じゃがいもの変色の主な原因は以下の通りです。

  • 天然毒素(ソラニン、チャコニン)の増加: じゃがいもが光に当たると、皮や芽の部分にソラニンやチャコニンという天然の毒素が増えます。同時にクロロフィルが作られ、皮が緑色になります。クロロフィル自体は無害ですが、緑色になるのは毒素が増えたサインです。
  • 低温障害: 2℃以下の寒い場所でじゃがいもを保存すると、低温障害が起こり、切った部分に赤やピンクの斑点が出ることがあります。これはじゃがいもの細胞が低温によってダメージを受けたために起こる現象です。
  • 酵素的褐変: じゃがいもを切って空気にさらすと、じゃがいもに含まれるチロシンというアミノ酸が酸化酵素の働きで酸化し、メラニンという黒い色素に変化します。この反応は、ピンク→赤→褐色→紫→黒と進み、見た目の色が変わります。
  • 水煮黒変: じゃがいもを茹でたり、加熱調理したりする時に黒くなる現象です。じゃがいもに含まれるジフェノールと鉄分が結合して起こり、加熱によって急に進行します。
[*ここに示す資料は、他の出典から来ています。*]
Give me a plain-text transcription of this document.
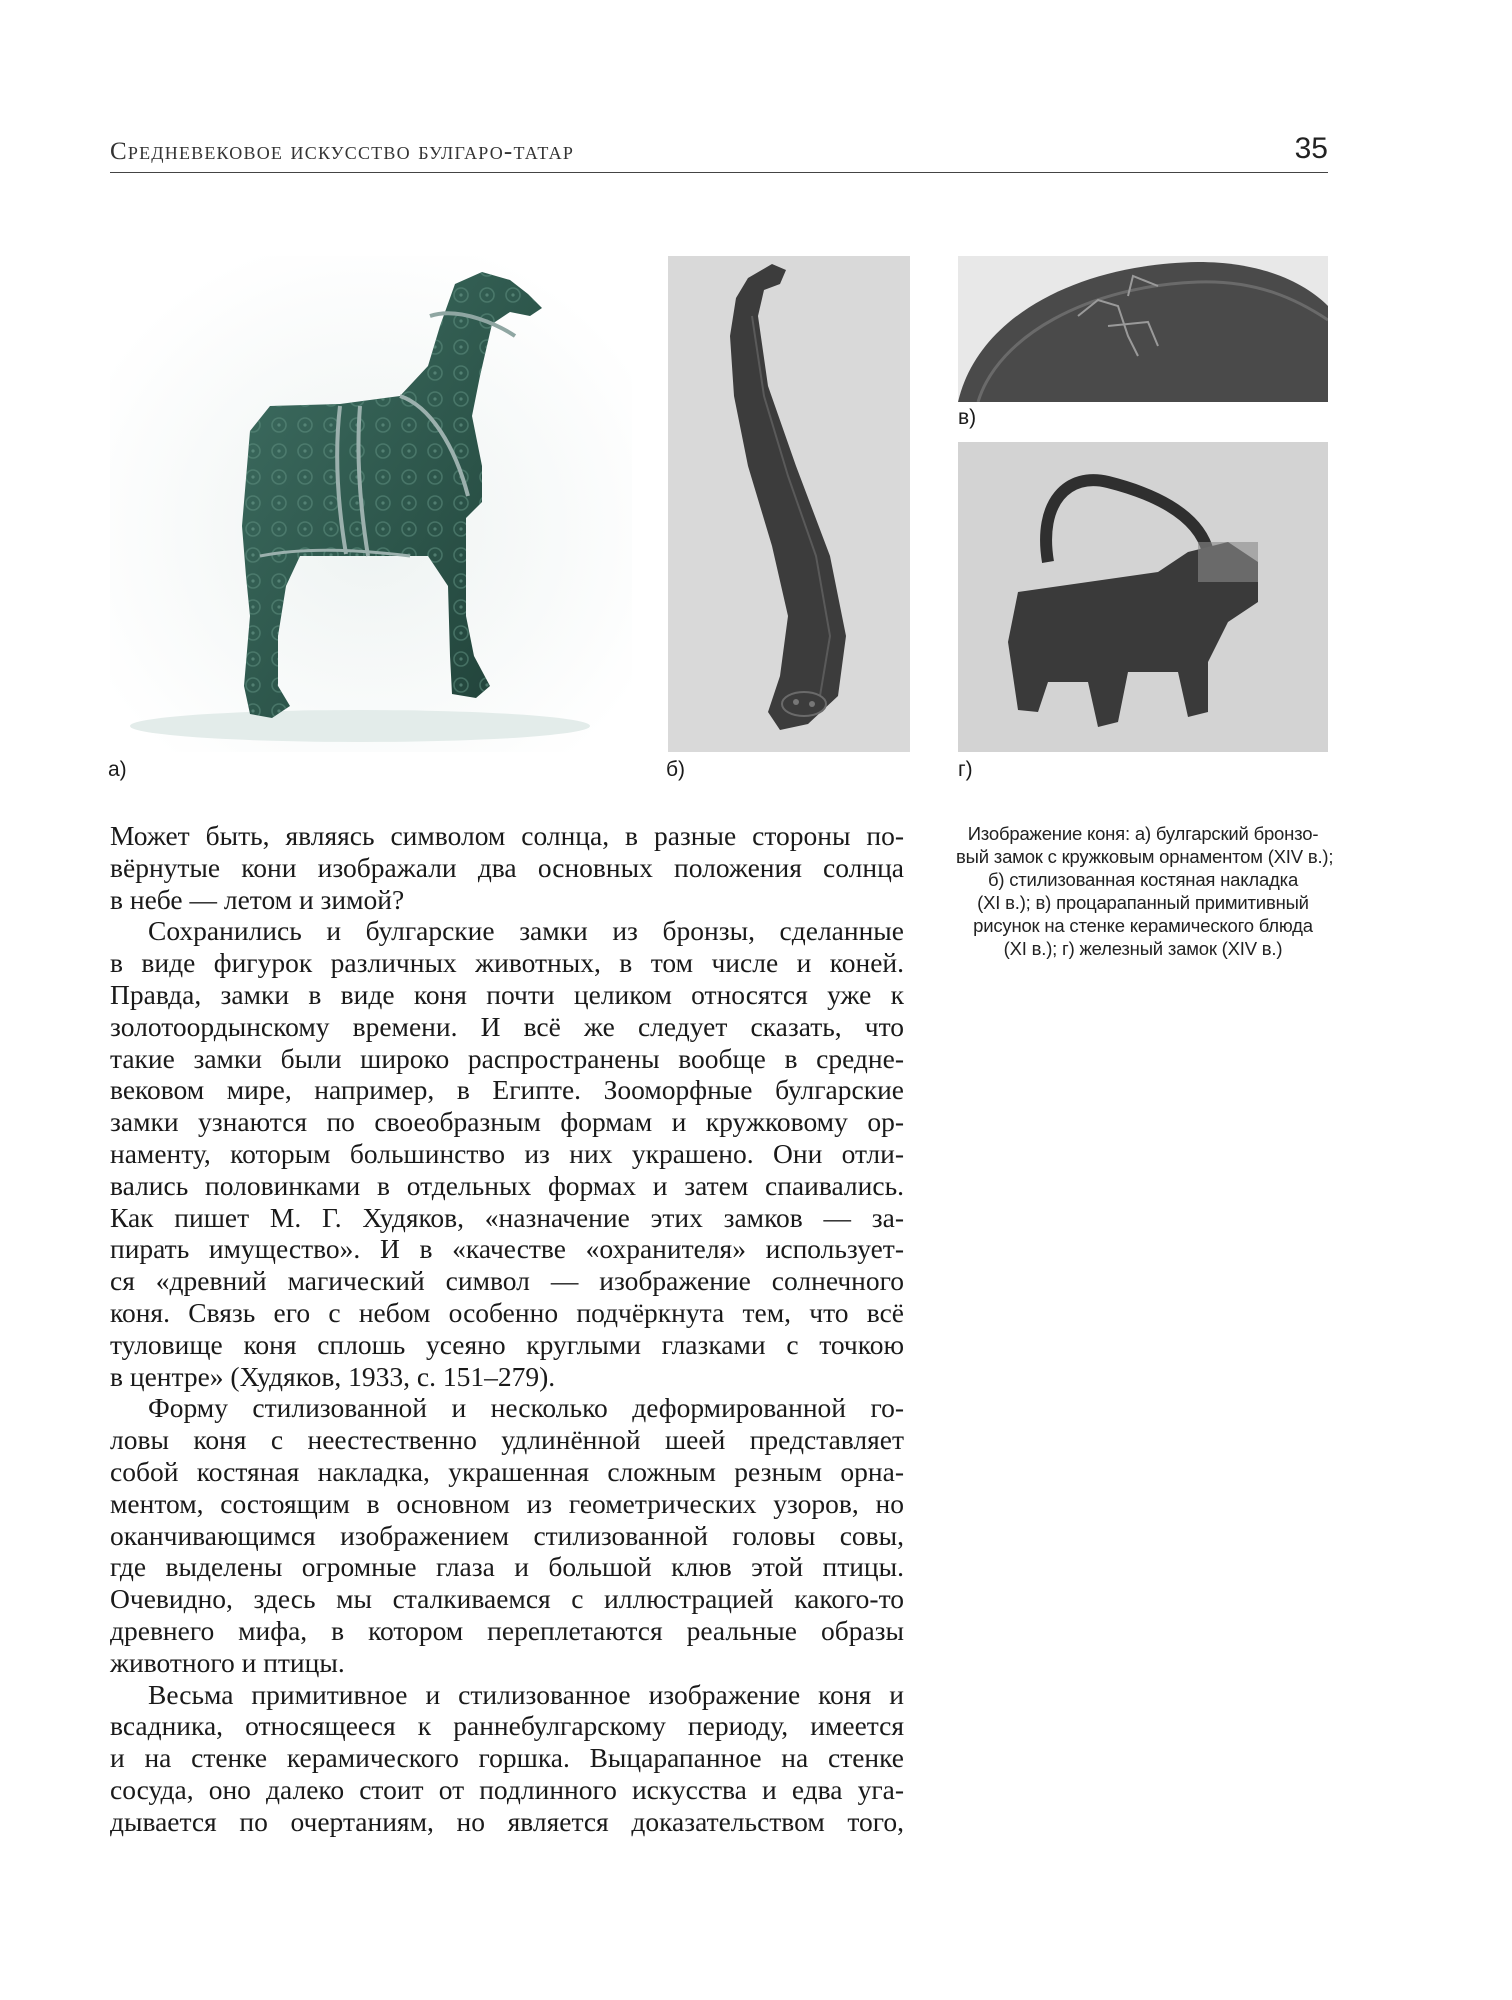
Средневековое искусство булгаро-татар	35
а)	б)
в)
г)
Изображение коня: а) булгарский бронзо-
вый замок с кружковым орнаментом (XIV в.);
б) стилизованная костяная накладка
(XI в.); в) процарапанный примитивный
рисунок на стенке керамического блюда
(XI в.); г) железный замок (XIV в.)
Может быть, являясь символом солнца, в разные стороны по-
вёрнутые кони изображали два основных положения солнца
в небе — летом и зимой?
Сохранились и булгарские замки из бронзы, сделанные
в виде фигурок различных животных, в том числе и коней.
Правда, замки в виде коня почти целиком относятся уже к
золотоордынскому времени. И всё же следует сказать, что
такие замки были широко распространены вообще в средне-
вековом мире, например, в Египте. Зооморфные булгарские
замки узнаются по своеобразным формам и кружковому ор-
наменту, которым большинство из них украшено. Они отли-
вались половинками в отдельных формах и затем спаивались.
Как пишет М. Г. Худяков, «назначение этих замков — за-
пирать имущество». И в «качестве «охранителя» использует-
ся «древний магический символ — изображение солнечного
коня. Связь его с небом особенно подчёркнута тем, что всё
туловище коня сплошь усеяно круглыми глазками с точкою
в центре» (Худяков, 1933, с. 151–279).
Форму стилизованной и несколько деформированной го-
ловы коня с неестественно удлинённой шеей представляет
собой костяная накладка, украшенная сложным резным орна-
ментом, состоящим в основном из геометрических узоров, но
оканчивающимся изображением стилизованной головы совы,
где выделены огромные глаза и большой клюв этой птицы.
Очевидно, здесь мы сталкиваемся с иллюстрацией какого-то
древнего мифа, в котором переплетаются реальные образы
животного и птицы.
Весьма примитивное и стилизованное изображение коня и
всадника, относящееся к раннебулгарскому периоду, имеется
и на стенке керамического горшка. Выцарапанное на стенке
сосуда, оно далеко стоит от подлинного искусства и едва уга-
дывается по очертаниям, но является доказательством того,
これは栽培した土壌やじゃがいもの成分によって起こるもので、見た目で判断するのは難しいです。
  • 品種による色素: じゃがいもには色々な種類があり、形や色、味、芽の特徴などが違います。「キタアカリ」や「アンデスレッド」などの品種は、もともと皮や芽が赤みを帯びていることが多いです。これはアントシアニンという色素によるもので、異常ではありません。
  • カビの発生: 湿気の多い場所でじゃがいもを長い間保存すると、カビが生えることがあります。特に赤いカビは見た目が怖いですが、じゃがいもが腐っているサインです。カビは表面だけでなく中にも菌糸を伸ばしていることが多く、体に悪い影響を与える可能性があります。

これらの原因を知ることで、じゃがいもの状態をより正確に判断し、安全に美味しく調理するための選択ができるようになります。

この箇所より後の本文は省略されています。